Oil IT Journal interview, Mark Bashforth, Ikon Science

Ikon Science CEO Mark Bashforth and CTO Denis Saussus discuss working smarter at $50 oil, collapsing engineering and geoscience silos and the return of geophysics to shale drilling.

What’s it like being an upstream software boutique in the downturn?

MB Everyone did fine $120 oil! Times are hard for many but in my experience, mid-sized specialists like Ikon suffer less in the downturns than others. I joined Ikon in February when founder Martyn Millwood Hargrave was looking for a commercially minded person to drive future growth. Martyn is still chairman. We are now coming strong out of the downturn and are lean and in better shape than our main competitor*! We are nimble and can react quickly to our clients in IOCs, NOCs and large independents who come to us for rock physics, quantitative interpretation (QI) and our JiFi joint inversion.

Where do you see growth coming from?

MB The rebound in North America is strong.

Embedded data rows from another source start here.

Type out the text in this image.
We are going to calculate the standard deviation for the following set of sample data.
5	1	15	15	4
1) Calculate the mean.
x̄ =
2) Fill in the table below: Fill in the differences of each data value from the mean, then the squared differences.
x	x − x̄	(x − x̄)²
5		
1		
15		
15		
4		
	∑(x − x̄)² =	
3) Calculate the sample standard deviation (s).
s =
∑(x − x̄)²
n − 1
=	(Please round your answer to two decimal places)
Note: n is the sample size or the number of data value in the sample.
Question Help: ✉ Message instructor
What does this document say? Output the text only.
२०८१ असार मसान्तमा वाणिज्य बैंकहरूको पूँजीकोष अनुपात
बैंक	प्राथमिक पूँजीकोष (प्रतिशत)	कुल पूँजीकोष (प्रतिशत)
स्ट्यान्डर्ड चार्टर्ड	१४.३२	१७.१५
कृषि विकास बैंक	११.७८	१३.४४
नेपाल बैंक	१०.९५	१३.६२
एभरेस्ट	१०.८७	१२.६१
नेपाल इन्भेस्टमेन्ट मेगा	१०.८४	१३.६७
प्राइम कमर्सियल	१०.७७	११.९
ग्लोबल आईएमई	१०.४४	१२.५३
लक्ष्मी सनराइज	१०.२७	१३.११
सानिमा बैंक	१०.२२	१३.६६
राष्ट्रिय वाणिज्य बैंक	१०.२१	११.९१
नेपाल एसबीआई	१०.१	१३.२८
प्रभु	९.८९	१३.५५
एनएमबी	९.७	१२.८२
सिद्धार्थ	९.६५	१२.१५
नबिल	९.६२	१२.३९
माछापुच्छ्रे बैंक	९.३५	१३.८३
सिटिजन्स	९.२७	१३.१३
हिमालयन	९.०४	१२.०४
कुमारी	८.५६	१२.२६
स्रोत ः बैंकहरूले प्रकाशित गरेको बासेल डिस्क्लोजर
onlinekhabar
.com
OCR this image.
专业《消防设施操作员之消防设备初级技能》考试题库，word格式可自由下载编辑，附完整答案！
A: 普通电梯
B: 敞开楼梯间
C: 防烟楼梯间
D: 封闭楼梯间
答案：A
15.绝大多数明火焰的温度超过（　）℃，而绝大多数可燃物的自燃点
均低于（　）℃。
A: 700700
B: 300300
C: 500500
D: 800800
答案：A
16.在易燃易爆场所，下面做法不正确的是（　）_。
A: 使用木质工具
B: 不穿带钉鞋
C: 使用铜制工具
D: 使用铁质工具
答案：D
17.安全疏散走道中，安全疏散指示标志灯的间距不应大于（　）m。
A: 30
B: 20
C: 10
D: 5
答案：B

Companies are seeing the green shoots of returning OPEX and a resurgence of research money. The EU is OK, Asia Pacific so-so. Overall the demand is for software which is always a more robust business. Services are not so strong.

What is driving the renewed interest from operators?

MB Although oil price is important, what really matters is long term price stability. Clients won’t invest if the oil price yo-yos up and down. A realistic range is around $50 for the next 12-18 months. Demand is picking up, especially for unconventionals. At $120 there was no time to think and analyze. At $50 operators have to work smarter on where to drill, how to drill and how to maximize recovery. This is where Ikon comes in. Working faster is not enough. Operators need to change from the cookie cutter approach, take a step back and analyze their workflows.

But this goes against the factory drilling paradigm. How do you convince the engineers?

MB We see the silos as collapsing. Asset team managers want more control. They increasingly look holistically across the business and are bringing the different disciplines together, including geophysics.

DS Geopressure and geomechanics on their own did not have much impact on unconventionals at $120. Some analysis was done ‘just in case’ but then the factory drilling approach came along. Geophysics was replaced by statistical drilling. But now, at $50, you can only can drill so many wells and companies are looking for that extra edge. The pendulum has swung back re geophysics, geomechanics and QI.
Now this stuff ‘may be worth a shot!’ There is no silver bullet here, but Ikon has slowly added value to the methodology. Our software is a differentiator. The larger upstream software vendors have built ‘elephant’ platforms that can do anything but do nothing very well! These folks are feeling the pain now as they see drop in maintenance revenue. Ikon created the rock physics market which is now in every company’s workflow. JiFi is a step change, bringing-in fracking and integrating geology and geophysics. Our real time pore pressure predictor gets closer to the driller with practical workflows and the application of high-end science.

How do you cohabit with the big guys?

DS We have a collaboration deal with Schlumberger to bring key functionality into Petrel. There is now a large group of Petrel users interested in RokDoc. It has been a win-win.

How do you approach geophysical number crunching?

DS Our platform is Java-based so we run on Windows and Linux. We also have support for MPI so our number crunching can run on clusters. We are in the process of a move to the cloud, extending our parallel processing capability. Industry is generally very slow to move to the cloud. But last year saw a change, especially with smaller operators. A couple of US operators have outsourced all of their IT. Landmark’s DecisionSpace has been on the cloud for a couple of years. Schlumberger is moving slowly that way and will bring us along. It is not really our role to initiate such a move for operators.

MB Oil and gas as a whole is a laggard in technology adoption. We need to stop these risk-averse ways of looking at technology. Yes, our industry is unique but not so unique that it can’t learn from others. Many oils actually make their own software. Would they be happy if Ikon drilled wells? It doesn’t make sense!

More from Ikon Science.

* After the interview, CGG (whose Jason unit is an Ikon competitor) filed for protection from bankruptcy in France and other jurisdictions.